The Cut spoke to director Rachel Lee Goldenberg about her own experience with abortion, and why it was important to her to make a film that treats it not only as ordinary and essential, but normal.
Are reproductive rights and access to abortion something you’ve always been interested in?
It’s become really important to me. I had an abortion years ago and didn’t talk about it, and never questioned the decision not to talk about it. In the past few years I had the realization that that was its own political choice. So I made it my mission to start talking about it, and seeing what I could do to normalize and destigmatize it, because it was a right that I was really grateful to have.
Unfortunately, it’s still sort of radical to use comedy as a vehicle to discuss abortion. Was it difficult to toe that line?
The comedy in the film comes from two main places. It comes from the odd-couple dynamic between Haley [Veronica] and Barbie [Bailey.] And the other main source of comedy is how difficult it is for Veronica to get the abortion that she wants. So most of the comedy in the road trip comes from the journey that they’re taking, and it’s using a comedic lens to say, Why is this so hard?
Were you inspired by other onscreen representations of abortion?
I’m glad so many movies lately have been tackling abortion. I’m grateful for it in all its forms. My preference would be that the whole idea of “abortion movies” was obsolete because access is easy and safe and available to everyone. But our references were everything: Thelma & Louise to Planes, Trains and Automobiles to Get Out to Fast & Furious.

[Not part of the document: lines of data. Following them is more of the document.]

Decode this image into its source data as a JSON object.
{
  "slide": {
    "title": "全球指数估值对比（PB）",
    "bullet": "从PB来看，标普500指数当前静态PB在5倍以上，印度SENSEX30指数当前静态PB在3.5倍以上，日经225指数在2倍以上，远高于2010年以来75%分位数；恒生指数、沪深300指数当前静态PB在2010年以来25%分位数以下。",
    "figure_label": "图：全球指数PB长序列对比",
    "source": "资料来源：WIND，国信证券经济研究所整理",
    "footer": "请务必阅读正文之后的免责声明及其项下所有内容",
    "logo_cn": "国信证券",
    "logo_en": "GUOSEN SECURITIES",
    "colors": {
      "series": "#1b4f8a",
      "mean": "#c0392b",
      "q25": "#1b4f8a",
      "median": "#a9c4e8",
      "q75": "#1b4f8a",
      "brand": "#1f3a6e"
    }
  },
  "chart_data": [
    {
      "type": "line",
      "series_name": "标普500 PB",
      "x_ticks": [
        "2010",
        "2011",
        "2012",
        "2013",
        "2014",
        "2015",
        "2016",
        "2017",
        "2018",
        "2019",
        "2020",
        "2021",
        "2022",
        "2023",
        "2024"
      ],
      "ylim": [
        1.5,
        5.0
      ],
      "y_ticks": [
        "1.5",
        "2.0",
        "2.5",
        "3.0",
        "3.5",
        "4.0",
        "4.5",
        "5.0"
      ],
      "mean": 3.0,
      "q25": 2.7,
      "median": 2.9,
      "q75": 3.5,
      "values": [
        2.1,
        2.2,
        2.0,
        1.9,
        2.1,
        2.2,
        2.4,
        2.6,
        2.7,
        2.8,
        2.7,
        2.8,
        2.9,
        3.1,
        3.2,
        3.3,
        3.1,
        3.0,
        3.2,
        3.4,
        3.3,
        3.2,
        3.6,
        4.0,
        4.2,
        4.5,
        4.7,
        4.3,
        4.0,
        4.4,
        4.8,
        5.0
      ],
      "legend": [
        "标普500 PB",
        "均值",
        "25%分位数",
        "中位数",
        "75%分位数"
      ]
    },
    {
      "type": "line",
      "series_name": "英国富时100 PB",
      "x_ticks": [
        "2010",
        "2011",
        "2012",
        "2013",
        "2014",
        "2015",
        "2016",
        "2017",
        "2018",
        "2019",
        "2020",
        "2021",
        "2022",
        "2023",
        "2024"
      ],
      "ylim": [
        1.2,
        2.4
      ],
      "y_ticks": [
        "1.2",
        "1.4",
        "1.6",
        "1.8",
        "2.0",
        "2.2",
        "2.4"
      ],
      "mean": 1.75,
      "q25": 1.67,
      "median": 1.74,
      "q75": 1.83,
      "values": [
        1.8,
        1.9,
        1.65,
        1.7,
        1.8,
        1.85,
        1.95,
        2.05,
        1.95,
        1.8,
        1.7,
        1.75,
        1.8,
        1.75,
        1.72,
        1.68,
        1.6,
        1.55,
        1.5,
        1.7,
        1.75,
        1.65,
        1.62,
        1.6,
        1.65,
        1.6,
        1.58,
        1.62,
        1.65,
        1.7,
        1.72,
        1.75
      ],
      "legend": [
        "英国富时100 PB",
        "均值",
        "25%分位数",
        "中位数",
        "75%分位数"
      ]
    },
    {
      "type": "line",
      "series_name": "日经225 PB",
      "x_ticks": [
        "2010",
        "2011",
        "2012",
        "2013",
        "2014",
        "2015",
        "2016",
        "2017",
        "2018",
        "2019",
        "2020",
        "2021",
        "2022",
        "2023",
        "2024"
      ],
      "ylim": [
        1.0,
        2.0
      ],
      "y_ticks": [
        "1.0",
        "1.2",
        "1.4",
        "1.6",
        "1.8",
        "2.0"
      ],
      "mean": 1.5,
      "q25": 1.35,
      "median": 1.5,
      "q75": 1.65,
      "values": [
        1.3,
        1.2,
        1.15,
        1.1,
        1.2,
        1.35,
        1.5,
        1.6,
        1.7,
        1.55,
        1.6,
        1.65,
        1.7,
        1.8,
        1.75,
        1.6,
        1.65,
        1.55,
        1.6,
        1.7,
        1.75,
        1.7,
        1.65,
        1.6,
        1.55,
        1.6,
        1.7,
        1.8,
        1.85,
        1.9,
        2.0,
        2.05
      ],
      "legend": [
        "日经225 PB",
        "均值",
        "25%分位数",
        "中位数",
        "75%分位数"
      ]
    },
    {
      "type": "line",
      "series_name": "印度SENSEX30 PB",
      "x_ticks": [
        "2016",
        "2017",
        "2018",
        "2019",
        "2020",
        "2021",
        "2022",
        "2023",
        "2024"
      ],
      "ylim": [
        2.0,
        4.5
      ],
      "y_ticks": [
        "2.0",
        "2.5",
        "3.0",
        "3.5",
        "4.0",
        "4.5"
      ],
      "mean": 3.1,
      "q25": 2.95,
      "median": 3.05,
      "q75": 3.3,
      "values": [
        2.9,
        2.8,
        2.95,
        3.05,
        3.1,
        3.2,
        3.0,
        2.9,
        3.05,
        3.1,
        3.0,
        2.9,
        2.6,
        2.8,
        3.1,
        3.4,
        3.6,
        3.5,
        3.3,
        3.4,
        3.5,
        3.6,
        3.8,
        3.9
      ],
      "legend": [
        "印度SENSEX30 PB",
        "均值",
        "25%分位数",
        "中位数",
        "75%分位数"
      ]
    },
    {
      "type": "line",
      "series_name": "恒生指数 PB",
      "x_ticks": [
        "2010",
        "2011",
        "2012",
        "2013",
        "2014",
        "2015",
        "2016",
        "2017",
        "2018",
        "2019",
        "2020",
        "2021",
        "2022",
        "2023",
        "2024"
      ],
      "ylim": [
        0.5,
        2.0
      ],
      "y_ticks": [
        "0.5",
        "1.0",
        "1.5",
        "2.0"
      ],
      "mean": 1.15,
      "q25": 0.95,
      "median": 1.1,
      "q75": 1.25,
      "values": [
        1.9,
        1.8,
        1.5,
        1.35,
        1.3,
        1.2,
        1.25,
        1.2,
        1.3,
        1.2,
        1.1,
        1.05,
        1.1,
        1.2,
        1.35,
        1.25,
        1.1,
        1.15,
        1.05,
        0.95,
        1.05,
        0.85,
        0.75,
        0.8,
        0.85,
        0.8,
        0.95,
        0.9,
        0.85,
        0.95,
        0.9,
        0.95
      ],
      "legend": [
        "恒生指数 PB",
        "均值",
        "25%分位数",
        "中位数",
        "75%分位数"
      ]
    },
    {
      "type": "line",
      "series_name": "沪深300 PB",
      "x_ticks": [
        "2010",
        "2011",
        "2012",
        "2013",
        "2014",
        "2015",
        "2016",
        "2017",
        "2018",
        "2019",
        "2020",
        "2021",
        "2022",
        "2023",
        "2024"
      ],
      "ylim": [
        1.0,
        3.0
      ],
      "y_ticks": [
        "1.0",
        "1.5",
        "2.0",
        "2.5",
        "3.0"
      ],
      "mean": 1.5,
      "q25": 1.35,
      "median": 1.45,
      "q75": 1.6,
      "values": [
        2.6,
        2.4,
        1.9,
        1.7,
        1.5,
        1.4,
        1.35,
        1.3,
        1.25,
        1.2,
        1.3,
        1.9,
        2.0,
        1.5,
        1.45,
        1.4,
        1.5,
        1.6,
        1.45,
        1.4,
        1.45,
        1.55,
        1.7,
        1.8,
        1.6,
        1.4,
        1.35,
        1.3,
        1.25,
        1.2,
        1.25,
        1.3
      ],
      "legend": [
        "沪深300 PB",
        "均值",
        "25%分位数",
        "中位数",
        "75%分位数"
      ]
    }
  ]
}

So you weren’t even really looking to so-called abortion movies.
Yeah. We modeled Veronica’s costume journey after Thelma’s. She had such a great arc of sort of going from hyperfeminine clothes to building a sort of tougher look. And when writing and directing a certain sequence [in which pro-life activists kidnap the protagonists] we relied heavily on Get Out.
I really loved how you showed the process of getting an abortion at the end, in the Planned Parenthood, just how it goes down and how chill it is.
In terms of how we present abortion in the film, Veronica’s experience was such that the abortion itself was something that she was relieved to finally be able to get. That’s the point. I myself actually used the abortion pill — but for me it wasn’t a traumatic experience. It was an experience I was really grateful for.
I’m proud to be working on a project that will hopefully help destigmatize and normalize abortion. The majority of Americans support Roe v. Wade, and one in four people who can get pregnant will have an abortion in their lifetime. Everyone knows and loves someone who’s had an abortion. I’m proud to be bringing this movie to people about a topic that I think should be talked about more in the light.